US equities advanced on Tuesday, helped by rallying AI-related stocks and hopes that lawmakers were on course to pass the debt ceiling bill ahead of the June deadline.
Wall Street’s benchmark S&P 500 rose 0.3 per cent, having closed at a nine-month high on Friday, while the tech-heavy Nasdaq Composite traded 0.6 per cent higher.
Both were bolstered as Nvidia breached $1tn in market capitalisation after its shares rose 4.8 per cent at the market open, becoming the first chipmaker to join the trillion-dollar club, alongside companies such as Amazon, Apple and Alphabet.
Nvidia has been riding on a surge of enthusiasm across Wall Street for companies expected to benefit from developments in artificial intelligence.
Meanwhile, the pressure on US Treasuries eased as traders predicted the US debt ceiling bill, agreed on Saturday, would pass through Congress in the course of this week, ahead of the looming default deadline.
The yield on policy-sensitive two-year bills fell 0.07 percentage points to 4.52 per cent. The yield on the benchmark 10-year note was down 0.1 percentage points to 3.72 per cent. Bond yields fall as prices rise.
The deal between US lawmakers and the White House would raise the country’s $31.4tn debt ceiling for two years until after the next presidential election in late 2024.
To come into force, the bipartisan bill needs to pass both chambers of Congress, with traders poised for the first vote in the House on Wednesday.
In Europe, the region-wide Stoxx 600 was down 0.7 per cent, the Cac 40 lost 1.1 per cent and the FTSE 100 dropped 1 per cent.
In foreign exchange markets, the Turkish lira weakened to TL20.43 against the US dollar, hitting a record low after President Recep Tayyip Erdoğan secured victory in the country’s election over the weekend.
Meanwhile, the Hang Seng China Enterprises index was down during Asian trading on Tuesday, pushing it 20 per cent lower from its peak in January. That temporarily placed it in bear market territory, although it later rallied to close up 0.5 per cent.
China’s benchmark CSI 300 index of Shanghai- and Shenzhen-listed stocks was also down more than 10 per cent from its peak this year, matching the technical definition of a market correction, although it also later rallied to close marginally up.
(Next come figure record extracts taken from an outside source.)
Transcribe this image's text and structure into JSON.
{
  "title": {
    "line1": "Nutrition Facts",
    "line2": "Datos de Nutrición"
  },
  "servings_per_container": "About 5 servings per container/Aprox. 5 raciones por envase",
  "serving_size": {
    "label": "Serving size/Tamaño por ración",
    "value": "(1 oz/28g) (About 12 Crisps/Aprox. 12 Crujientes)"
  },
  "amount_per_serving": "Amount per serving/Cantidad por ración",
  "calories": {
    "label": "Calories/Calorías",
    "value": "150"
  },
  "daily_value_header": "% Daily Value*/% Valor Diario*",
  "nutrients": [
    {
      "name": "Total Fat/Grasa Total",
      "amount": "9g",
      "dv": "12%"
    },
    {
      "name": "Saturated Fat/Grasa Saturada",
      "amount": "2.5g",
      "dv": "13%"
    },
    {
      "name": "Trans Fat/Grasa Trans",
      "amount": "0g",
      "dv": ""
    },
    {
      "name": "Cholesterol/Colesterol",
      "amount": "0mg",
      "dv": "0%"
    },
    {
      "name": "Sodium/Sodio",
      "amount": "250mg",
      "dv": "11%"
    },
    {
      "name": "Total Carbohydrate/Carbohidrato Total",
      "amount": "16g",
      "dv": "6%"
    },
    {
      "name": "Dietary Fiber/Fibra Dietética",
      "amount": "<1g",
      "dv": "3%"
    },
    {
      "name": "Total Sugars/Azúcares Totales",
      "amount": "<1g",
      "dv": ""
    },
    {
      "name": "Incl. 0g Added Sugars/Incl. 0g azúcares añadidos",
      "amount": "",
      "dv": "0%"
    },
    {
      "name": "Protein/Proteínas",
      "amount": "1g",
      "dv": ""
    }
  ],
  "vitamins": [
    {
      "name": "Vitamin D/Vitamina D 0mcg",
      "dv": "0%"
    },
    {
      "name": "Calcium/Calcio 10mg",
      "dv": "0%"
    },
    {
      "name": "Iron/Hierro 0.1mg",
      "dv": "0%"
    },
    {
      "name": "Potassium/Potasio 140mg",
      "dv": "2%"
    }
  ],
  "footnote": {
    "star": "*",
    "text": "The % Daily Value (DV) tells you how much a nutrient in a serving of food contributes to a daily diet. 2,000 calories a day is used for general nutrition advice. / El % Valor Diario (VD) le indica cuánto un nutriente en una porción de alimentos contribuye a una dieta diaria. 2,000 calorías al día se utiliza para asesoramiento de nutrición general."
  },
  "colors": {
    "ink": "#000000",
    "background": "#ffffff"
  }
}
Pressure on Chinese stocks follows mounting worries over the outlook for the world’s second-largest economy as tensions rise between Washington and Beijing.
The relentless sell-off reflects a growing consensus among investors that the country’s economic recovery is losing steam, about half a year after Beijing abandoned President Xi Jinping’s disruptive zero-Covid 19 policy.
Winnie Wu, China equity strategist at Bank of America, said clients had described many Chinese stocks as “too cheap to short but not good enough to go long”.
Wu said that while valuations for China shares had become attractive, the recovery remained weaker than anticipated and the economy was likely to continue underperforming without more substantial state support.